Ces pistes sont encore en cours d’évaluation et nécessitent des études complémentaires pour établir des relations de cause à effet plutôt que de simples associations.

Conseils pratiques pour le grand public

En attendant que la recherche apporte des réponses plus nettes, plusieurs mesures peuvent réduire le risque global et améliorer la détection précoce :

  • Adopter une alimentation riche en fibres (fruits, légumes, céréales complètes) et limiter la consommation d’aliments ultratransformés et de viandes rouges/transformées.
  • Maintenir une activité physique régulière et lutter contre le surpoids et l’obésité.
  • Limiter la consommation d’alcool et éviter le tabac.
  • Consulter rapidement en cas de symptômes digestifs persistants et ne pas attendre un âge précis pour agir si quelque chose semble anormal.
  • Informer son médecin en cas d’antécédents familiaux de cancers digestifs afin d’envisager une surveillance adaptée.
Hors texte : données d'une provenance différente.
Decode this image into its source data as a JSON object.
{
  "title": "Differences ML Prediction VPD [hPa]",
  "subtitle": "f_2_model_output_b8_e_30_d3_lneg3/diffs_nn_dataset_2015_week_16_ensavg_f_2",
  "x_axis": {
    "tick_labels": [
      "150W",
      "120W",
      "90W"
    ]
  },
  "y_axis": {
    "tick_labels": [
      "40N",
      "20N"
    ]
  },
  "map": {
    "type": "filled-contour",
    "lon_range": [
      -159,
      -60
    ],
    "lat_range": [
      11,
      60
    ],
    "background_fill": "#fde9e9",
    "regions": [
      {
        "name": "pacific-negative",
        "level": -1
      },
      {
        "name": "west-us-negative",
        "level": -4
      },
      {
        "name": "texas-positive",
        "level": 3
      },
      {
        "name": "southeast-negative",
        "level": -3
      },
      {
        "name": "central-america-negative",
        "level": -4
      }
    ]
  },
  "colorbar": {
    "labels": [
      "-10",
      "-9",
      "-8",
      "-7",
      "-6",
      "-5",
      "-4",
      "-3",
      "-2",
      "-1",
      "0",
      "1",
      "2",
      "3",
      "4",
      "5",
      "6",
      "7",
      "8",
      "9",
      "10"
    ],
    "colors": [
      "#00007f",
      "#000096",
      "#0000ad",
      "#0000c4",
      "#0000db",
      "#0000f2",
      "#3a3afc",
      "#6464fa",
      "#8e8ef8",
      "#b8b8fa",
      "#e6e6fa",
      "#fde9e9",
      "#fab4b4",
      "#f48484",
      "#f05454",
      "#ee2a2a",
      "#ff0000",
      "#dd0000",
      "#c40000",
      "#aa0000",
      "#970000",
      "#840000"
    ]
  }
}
Un appel à la vigilance, pas à la panique

La progression du cancer colorectal chez les jeunes est une réalité scientifique qui mérite attention et action. Mais il est important de garder la mesure : la majorité des cancers colorectaux surviennent encore à un âge plus avancé, et l’augmentation observée part d’une base relativement faible. Néanmoins, la tendance impose d’accélérer la recherche, d’affiner les stratégies de dépistage et de sensibiliser le public et les professionnels de santé à la possibilité de cette maladie chez des patients plus jeunes.

Comme le rappelait James Van Der Beek avant son décès, la parole et la prévention sont essentielles : « Si vous avez 45 ans ou plus, consultez votre médecin » est un message simple, mais qui peut sauver des vies. Au-delà des âges, être attentif à son corps, signaler des symptômes persistants et discuter des antécédents familiaux avec un professionnel restent des gestes pragmatiques et utiles pour mieux prévenir et dépister ce cancer.

Sources et suivis

Les informations de cet article se fondent sur des publications scientifiques récentes et sur des déclarations de chercheurs spécialistes du cancer colorectal. La recherche progresse vite ; il est conseillé de suivre les recommandations des autorités sanitaires et des médecins traitants pour toute question individuelle ou familiale.